Take a look at this video of Matt Ridley, a truly towering intellect, delivering the Hayek Lecture. Ridley is not a scientist so it is humbling to see him skewer one of the major problems that we (NPP nuts) struggle with:
http://bishophill.squarespace.com/blog/2011/10/2/more-matt.html
OK, while I was hoping that you would listen to the whole 60 minutes, the bit about nuclear power starts in the Q&A section around the 45 minute mark.
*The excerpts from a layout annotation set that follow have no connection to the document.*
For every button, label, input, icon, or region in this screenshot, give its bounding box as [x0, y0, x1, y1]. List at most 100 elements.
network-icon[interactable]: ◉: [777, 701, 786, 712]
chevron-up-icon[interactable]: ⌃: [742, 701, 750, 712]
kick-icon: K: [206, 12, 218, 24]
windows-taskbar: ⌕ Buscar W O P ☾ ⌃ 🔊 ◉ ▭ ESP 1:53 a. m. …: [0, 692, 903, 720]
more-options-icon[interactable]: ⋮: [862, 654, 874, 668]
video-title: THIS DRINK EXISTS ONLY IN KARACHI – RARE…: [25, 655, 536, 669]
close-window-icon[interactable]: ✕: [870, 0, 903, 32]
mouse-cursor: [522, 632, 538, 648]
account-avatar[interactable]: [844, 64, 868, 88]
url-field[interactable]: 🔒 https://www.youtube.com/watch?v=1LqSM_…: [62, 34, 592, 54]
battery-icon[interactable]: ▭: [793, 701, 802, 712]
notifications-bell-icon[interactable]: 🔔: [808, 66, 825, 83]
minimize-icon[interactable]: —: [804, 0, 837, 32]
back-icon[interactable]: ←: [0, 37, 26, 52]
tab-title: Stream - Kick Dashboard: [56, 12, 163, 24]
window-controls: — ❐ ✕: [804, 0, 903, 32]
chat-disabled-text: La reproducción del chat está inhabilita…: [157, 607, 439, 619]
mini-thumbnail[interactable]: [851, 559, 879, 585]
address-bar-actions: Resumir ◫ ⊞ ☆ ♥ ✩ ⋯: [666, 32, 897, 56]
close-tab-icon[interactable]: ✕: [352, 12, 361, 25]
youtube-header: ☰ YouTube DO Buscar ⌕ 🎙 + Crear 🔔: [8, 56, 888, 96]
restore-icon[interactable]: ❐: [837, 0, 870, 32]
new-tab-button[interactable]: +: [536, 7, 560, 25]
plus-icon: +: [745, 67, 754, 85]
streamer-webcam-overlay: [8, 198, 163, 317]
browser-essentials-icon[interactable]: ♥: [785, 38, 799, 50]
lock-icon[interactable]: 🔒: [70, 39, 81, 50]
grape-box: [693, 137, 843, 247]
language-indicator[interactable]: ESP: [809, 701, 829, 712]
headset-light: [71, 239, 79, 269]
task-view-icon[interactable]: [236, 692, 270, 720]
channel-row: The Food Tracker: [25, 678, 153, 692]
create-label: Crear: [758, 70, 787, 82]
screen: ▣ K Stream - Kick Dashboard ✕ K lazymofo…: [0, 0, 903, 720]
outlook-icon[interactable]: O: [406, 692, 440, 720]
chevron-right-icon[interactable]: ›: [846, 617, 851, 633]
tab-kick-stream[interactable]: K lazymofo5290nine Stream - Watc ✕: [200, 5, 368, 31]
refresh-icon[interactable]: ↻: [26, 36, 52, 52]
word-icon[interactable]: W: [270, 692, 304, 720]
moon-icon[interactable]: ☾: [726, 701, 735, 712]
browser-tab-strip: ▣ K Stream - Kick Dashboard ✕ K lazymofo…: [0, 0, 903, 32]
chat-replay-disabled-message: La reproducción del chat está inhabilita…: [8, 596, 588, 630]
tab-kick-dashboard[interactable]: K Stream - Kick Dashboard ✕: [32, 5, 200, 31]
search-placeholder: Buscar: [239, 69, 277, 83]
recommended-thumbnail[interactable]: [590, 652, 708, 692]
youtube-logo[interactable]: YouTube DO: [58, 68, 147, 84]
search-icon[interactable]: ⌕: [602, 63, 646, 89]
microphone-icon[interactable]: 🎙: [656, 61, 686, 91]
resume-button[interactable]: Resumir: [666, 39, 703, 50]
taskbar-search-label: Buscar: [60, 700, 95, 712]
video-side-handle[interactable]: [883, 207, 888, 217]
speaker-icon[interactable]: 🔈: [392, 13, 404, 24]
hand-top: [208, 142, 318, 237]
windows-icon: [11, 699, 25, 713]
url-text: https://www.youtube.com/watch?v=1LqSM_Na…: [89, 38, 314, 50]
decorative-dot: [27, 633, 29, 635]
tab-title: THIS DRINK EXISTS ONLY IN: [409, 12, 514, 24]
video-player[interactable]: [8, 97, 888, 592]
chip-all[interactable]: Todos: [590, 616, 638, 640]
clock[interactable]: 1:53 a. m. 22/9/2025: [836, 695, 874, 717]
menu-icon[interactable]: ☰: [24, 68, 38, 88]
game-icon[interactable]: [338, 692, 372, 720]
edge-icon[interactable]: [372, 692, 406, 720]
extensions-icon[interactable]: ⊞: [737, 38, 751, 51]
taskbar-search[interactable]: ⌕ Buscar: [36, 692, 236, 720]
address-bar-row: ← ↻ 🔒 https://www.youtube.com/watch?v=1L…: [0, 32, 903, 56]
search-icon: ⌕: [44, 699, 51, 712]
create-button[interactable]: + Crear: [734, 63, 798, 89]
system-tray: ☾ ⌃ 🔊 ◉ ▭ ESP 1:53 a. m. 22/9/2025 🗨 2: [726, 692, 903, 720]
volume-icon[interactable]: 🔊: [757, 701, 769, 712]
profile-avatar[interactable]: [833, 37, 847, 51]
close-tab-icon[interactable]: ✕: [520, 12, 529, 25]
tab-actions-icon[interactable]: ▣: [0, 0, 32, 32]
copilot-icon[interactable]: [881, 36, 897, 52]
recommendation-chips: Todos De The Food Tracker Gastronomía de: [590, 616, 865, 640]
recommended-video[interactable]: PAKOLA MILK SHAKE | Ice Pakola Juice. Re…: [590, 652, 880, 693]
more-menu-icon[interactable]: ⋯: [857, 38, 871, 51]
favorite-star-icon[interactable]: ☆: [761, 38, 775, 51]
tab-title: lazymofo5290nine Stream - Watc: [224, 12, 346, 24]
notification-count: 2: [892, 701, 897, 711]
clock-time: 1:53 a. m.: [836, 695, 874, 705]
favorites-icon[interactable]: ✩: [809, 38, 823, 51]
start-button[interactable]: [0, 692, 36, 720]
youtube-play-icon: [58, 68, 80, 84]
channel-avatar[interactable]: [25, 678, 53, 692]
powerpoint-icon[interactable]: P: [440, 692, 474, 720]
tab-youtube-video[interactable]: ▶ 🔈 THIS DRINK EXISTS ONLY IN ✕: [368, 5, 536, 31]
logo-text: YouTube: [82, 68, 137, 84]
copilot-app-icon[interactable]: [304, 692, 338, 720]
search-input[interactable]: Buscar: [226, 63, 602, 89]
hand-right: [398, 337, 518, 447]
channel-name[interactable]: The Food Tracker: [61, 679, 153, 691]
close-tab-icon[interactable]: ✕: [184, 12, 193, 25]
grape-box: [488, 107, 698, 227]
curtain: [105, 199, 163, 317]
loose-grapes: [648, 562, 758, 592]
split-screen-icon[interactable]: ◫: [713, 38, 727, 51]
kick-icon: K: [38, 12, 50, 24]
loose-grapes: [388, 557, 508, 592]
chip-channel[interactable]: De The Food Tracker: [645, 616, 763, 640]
I’m genuinely amused by this idea that everyone’s suddenly an expert as far as thorium, etc. is concerned.
I’m a bit disappointed in Ridley – he’s usually brighter than that. Especially to the point that he thinks BWRs are used in submarines!
If your safety culture is such as to raise the cost of US nuclear to a level where it is no longer built (and historically less safe fossil fuel power plants are built in their place) does your highly vaunted NRC safety culture really promote safety?
One way to better promote safety is to encourage the construction of nuclear power plants that are built with intrinsically safer nuclear technology (i.e. molten salt reactors that can not suffer a core meltdown). Nuclear technology which has fewer serious safety vulnerabilities is superior to an intrinsically less safe technology that you are more comfortable reviewing (Light Water Reactors).
Mike H from the article in question.
Was my math right? It was a back of the envelope calc.